As detailed above, in the present invention, an introduction hole for guiding cooling water in a direction different from the main flow is formed in an expansion chamber that causes stagnation in the main flow of cooling water due to an increase in the passage area. The pilot water flow led from the introduction hole disturbs the main flow,
Since stagnation is thus prevented, muddy sand that is about to stay and accumulate in the expansion chamber or muddy sand that has already accumulated can be agitated and discharged together with the main stream. This prevents clogging of the waterway and ensures smooth flow.

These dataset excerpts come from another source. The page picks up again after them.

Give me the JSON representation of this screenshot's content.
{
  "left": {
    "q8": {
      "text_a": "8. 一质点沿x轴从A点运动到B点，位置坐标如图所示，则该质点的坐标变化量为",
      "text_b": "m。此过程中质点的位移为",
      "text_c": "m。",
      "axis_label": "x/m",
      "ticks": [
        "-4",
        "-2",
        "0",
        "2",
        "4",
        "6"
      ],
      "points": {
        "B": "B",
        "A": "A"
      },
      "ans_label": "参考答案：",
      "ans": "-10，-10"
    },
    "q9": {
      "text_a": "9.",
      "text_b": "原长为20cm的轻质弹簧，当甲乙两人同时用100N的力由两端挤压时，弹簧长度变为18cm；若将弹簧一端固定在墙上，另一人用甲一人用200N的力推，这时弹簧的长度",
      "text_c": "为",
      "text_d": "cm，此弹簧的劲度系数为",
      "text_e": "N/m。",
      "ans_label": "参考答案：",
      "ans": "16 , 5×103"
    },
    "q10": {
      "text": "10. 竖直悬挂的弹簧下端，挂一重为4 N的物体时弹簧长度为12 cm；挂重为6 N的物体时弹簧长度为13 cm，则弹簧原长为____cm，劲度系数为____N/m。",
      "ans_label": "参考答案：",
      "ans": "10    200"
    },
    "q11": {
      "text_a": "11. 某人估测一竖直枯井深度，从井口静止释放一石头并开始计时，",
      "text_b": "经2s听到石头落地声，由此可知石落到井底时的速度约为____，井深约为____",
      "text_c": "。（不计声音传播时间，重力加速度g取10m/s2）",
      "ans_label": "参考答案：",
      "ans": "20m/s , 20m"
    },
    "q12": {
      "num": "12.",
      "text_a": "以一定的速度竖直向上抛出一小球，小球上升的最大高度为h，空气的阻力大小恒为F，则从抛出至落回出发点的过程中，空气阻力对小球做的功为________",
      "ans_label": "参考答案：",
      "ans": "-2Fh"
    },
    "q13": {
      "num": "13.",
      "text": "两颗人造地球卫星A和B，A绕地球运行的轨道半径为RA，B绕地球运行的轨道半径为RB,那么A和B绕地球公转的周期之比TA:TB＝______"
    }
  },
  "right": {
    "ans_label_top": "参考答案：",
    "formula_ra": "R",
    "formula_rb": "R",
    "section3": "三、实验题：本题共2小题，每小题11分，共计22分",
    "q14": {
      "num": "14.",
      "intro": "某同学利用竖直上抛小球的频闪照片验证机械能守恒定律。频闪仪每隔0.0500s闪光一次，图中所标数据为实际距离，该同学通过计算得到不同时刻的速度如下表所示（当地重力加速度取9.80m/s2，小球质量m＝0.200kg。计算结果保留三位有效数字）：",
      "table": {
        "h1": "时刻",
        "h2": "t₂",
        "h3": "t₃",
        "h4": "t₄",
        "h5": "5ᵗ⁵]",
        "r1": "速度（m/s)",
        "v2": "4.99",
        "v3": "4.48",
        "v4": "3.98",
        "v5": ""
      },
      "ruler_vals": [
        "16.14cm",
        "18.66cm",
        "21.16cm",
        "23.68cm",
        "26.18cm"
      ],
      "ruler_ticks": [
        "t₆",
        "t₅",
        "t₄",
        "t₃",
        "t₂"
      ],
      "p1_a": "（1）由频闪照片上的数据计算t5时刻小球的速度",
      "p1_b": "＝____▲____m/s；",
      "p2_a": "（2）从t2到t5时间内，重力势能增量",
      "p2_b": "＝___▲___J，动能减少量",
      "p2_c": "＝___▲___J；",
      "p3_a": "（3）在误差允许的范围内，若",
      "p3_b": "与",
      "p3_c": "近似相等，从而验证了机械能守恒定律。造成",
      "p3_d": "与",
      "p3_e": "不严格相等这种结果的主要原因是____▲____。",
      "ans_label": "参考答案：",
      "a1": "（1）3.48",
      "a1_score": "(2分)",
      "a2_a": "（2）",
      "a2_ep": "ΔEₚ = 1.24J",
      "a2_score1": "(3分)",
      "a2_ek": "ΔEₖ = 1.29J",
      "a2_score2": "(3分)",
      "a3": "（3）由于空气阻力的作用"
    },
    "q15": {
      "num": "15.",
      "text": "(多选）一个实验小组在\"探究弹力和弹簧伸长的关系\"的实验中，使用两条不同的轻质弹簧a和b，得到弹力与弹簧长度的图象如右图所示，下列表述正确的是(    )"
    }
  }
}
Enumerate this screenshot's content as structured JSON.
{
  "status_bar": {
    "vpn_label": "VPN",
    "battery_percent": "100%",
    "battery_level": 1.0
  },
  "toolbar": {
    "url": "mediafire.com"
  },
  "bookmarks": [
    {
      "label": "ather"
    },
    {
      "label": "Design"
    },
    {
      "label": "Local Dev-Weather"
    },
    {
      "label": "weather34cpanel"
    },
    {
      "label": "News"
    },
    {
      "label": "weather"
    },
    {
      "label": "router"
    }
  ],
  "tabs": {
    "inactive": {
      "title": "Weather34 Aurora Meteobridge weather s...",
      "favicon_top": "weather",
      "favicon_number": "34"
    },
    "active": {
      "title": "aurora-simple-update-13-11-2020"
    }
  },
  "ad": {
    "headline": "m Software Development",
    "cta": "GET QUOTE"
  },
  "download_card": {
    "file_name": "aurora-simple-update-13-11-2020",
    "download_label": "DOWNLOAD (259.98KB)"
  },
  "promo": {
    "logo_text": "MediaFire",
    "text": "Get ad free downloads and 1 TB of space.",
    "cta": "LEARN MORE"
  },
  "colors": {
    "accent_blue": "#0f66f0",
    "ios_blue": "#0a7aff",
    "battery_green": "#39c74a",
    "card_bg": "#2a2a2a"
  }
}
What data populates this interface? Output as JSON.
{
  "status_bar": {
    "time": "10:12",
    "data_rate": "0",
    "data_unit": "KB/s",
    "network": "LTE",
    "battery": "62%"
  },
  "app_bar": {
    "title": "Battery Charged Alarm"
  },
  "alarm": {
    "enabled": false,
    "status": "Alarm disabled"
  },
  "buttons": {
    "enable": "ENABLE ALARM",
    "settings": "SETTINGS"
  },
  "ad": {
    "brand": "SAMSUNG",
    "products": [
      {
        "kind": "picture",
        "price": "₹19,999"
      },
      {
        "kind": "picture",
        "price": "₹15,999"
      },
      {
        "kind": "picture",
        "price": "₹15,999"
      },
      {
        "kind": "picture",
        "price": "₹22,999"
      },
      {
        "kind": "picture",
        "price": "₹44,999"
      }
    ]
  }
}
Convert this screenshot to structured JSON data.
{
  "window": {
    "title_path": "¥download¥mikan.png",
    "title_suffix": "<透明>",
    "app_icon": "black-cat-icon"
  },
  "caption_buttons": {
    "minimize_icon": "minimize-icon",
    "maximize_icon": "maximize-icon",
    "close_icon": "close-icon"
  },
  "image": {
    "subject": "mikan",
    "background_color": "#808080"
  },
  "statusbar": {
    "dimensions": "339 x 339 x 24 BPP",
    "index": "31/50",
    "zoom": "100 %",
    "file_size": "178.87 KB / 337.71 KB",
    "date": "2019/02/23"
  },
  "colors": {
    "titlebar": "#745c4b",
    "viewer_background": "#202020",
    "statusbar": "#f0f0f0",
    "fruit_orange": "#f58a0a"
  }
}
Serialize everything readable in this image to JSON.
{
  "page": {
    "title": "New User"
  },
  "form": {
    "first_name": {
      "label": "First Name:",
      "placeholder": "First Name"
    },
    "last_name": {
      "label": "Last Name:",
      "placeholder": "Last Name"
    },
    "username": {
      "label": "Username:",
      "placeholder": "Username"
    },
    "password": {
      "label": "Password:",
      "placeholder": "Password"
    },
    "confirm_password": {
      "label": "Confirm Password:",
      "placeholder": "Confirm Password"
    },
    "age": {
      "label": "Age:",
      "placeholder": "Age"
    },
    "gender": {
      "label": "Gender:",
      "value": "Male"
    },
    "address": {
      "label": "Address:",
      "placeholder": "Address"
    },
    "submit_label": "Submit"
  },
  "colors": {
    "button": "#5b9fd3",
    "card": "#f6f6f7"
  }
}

[Brief explanation of the drawing]

The drawings show one embodiment of the present invention; FIG. 1 is a side view of the outboard motor, FIG. 2 is a top view of the engine, FIG. 3 is a schematic system diagram showing the cooling system, and FIG. 4 is a schematic diagram showing the cooling system. In Figure 3 - Sectional view along the line, Figures 5 and 6
The figures are cross-sectional views taken along lines VV and - in FIG. 4, respectively. 4...Engine, 8...Cooling water pump, 9...
Suction port, 20... Inflow waterway, 21... Outflow waterway,
26...Inflow chamber (expansion chamber), 27, 28...Valve hole,
22a, 22b...thermally responsive valve, 23a, 23b...
...Pressure control valve, 40...Introduction hole.

Claims (1)

[Claims] 1 An outboard engine in which cooling water is introduced from a suction port opened below the water surface outside the engine by a cooling water pump, and this cooling water is allowed to flow around the engine to cool the engine. An expansion chamber with an expanded passage area is formed in the middle of the water channel, and an introduction hole is formed in the expansion chamber to guide the cooling water in a direction different from the main flow of the cooling water, and the cooling water is guided from the introduction hole. 1. A water cooling device for an engine in an outboard motor, characterized in that the main flow is disturbed by a pilot water flow.